Staff Awards & Honors
Article on Using Carbon Nanoelectrodes to Sense Glucose Highly Cited
An article on a nanotechnology that could provide more reliable and more affordable testing of diabetes was named a highly cited article by Thomson's ISI. Enlarge image
An article by scientists at Pacific Northwest National Laboratory and Boston College on their new nanotechnology-based method for measuring blood glucose was named a highly cited paper by Thomson ISI's Essential Science Indicators.
Highly cited papers are articles in the top 1 percent of the most-cited papers during the last 10 years. Citations are counted from all sources and are cumulated from the year of publication through the current year.
On the October 2007 list, the article "Glucose Biosensors Based on Carbon Nanotube Nanoelectrode Ensembles" was listed as a highly cited article.
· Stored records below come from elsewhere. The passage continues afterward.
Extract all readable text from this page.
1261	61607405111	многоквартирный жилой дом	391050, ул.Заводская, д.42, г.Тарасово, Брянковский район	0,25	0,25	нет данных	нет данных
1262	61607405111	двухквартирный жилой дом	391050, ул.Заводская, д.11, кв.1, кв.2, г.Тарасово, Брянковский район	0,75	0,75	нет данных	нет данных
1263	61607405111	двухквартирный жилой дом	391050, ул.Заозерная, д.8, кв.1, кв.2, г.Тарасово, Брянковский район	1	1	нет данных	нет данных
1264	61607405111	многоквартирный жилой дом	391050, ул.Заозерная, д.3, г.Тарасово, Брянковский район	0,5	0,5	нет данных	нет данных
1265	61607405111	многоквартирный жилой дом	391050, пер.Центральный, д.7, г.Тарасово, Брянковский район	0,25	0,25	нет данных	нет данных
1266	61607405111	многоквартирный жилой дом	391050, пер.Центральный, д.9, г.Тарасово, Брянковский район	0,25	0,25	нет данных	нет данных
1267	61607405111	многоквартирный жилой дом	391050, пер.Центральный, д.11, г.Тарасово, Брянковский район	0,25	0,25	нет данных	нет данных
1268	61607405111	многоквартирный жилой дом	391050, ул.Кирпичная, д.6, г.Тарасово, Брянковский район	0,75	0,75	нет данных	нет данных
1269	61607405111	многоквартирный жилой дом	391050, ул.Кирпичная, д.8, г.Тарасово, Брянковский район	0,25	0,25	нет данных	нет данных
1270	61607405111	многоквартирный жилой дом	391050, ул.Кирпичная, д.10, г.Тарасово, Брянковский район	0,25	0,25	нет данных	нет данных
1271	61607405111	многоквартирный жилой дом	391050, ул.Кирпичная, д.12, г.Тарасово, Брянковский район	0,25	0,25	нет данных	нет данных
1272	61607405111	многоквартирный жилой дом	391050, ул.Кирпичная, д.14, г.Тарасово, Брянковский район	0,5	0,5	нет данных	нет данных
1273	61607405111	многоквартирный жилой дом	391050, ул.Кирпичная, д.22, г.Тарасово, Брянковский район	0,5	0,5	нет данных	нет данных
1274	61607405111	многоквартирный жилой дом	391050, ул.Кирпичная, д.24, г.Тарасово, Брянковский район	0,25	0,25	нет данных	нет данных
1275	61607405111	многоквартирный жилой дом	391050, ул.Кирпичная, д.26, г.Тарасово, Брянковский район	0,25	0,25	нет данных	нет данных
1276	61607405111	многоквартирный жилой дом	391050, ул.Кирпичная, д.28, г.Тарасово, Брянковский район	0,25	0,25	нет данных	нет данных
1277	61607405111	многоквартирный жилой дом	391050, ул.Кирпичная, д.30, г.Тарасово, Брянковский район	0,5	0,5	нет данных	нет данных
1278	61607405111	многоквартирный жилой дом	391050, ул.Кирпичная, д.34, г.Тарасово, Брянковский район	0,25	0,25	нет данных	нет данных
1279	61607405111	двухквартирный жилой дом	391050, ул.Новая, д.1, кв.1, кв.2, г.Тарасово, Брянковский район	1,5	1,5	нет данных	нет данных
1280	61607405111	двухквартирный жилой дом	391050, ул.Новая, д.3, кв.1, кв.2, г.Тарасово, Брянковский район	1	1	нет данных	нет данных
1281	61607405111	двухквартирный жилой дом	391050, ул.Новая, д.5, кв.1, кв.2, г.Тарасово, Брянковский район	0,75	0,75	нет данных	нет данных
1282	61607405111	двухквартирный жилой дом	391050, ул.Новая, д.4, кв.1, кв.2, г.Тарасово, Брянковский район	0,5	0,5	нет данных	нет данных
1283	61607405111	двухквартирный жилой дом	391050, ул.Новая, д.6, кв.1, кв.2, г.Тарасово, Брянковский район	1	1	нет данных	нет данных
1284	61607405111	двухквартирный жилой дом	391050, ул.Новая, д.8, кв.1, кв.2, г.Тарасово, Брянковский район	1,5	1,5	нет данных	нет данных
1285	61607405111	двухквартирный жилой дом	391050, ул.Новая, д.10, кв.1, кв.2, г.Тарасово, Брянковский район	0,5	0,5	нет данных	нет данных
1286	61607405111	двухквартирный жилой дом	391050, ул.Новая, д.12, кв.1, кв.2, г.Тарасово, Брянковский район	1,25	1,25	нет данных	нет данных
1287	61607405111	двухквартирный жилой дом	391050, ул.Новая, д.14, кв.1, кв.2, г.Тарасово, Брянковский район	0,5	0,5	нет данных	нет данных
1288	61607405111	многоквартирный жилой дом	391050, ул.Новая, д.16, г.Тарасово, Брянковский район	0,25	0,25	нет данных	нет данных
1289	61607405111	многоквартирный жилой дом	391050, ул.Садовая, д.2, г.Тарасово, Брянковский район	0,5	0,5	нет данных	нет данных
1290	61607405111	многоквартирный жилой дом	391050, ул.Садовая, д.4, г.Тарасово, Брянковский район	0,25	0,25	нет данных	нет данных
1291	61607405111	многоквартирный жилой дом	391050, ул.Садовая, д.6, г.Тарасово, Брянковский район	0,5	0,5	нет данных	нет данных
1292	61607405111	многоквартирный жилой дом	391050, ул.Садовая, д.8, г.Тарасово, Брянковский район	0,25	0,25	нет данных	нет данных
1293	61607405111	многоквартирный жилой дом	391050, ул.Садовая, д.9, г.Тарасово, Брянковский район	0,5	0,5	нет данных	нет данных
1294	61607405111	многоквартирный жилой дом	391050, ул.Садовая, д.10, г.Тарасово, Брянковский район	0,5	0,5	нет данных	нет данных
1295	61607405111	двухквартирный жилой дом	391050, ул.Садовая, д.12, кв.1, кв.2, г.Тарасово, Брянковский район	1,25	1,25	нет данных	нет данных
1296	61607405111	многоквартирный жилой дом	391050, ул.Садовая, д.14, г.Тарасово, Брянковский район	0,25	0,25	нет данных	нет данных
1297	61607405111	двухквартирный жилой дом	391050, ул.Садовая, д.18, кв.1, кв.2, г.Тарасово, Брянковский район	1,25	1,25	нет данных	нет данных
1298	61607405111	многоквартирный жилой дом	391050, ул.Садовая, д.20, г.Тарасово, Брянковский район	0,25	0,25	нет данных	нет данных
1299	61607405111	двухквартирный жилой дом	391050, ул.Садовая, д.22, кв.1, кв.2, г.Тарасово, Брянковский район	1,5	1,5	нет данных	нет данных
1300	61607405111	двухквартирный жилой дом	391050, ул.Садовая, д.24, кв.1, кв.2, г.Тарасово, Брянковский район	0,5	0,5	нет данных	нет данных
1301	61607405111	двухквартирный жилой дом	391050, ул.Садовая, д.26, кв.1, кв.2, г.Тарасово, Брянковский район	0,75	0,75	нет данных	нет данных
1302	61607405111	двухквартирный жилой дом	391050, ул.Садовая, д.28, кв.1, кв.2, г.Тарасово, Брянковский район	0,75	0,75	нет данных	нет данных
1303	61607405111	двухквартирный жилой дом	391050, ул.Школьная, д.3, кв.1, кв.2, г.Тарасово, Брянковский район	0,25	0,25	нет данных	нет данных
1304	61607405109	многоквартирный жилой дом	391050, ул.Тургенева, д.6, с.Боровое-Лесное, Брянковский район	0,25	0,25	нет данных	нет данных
It has been cited 149 times since it was published in 2004.
The paper describes an extremely sensitive and selective sensor that can measure glucose even in the presence of interfering chemicals. The sensor is created by attaching glucose oxidase enzymes to the tips of nanotubes, which are 10,000 times smaller in diameter than a human hair. The nanotubes are grown on an electrode contact, and when the tip of the nanotube touches sugar in the sample, the enzymes catalyze a reaction creating current (or signal) that is then measured. The more current produced, the higher the sugar level.
The article on this patented technology was authored by Yuehe Lin and Fan Lu of Pacific Northwest National Laboratory and Yi Tu and Zhifeng Ren of Boston College. The research was funded by DOE, the National Science Foundation, and the Laboratory Directed Research and Development Program at PNNL. Key research described in this article was done at the Environmental Molecular Sciences Laboratory, a national scientific user facility, at PNNL.
Citation: Lin, Y., F Lu, Y Tu, and Z Ren. 2004. "Glucose Biosensors Based on Carbon Nanotube Nanoelectrode Ensembles." Nano Letters 4(2):191-195.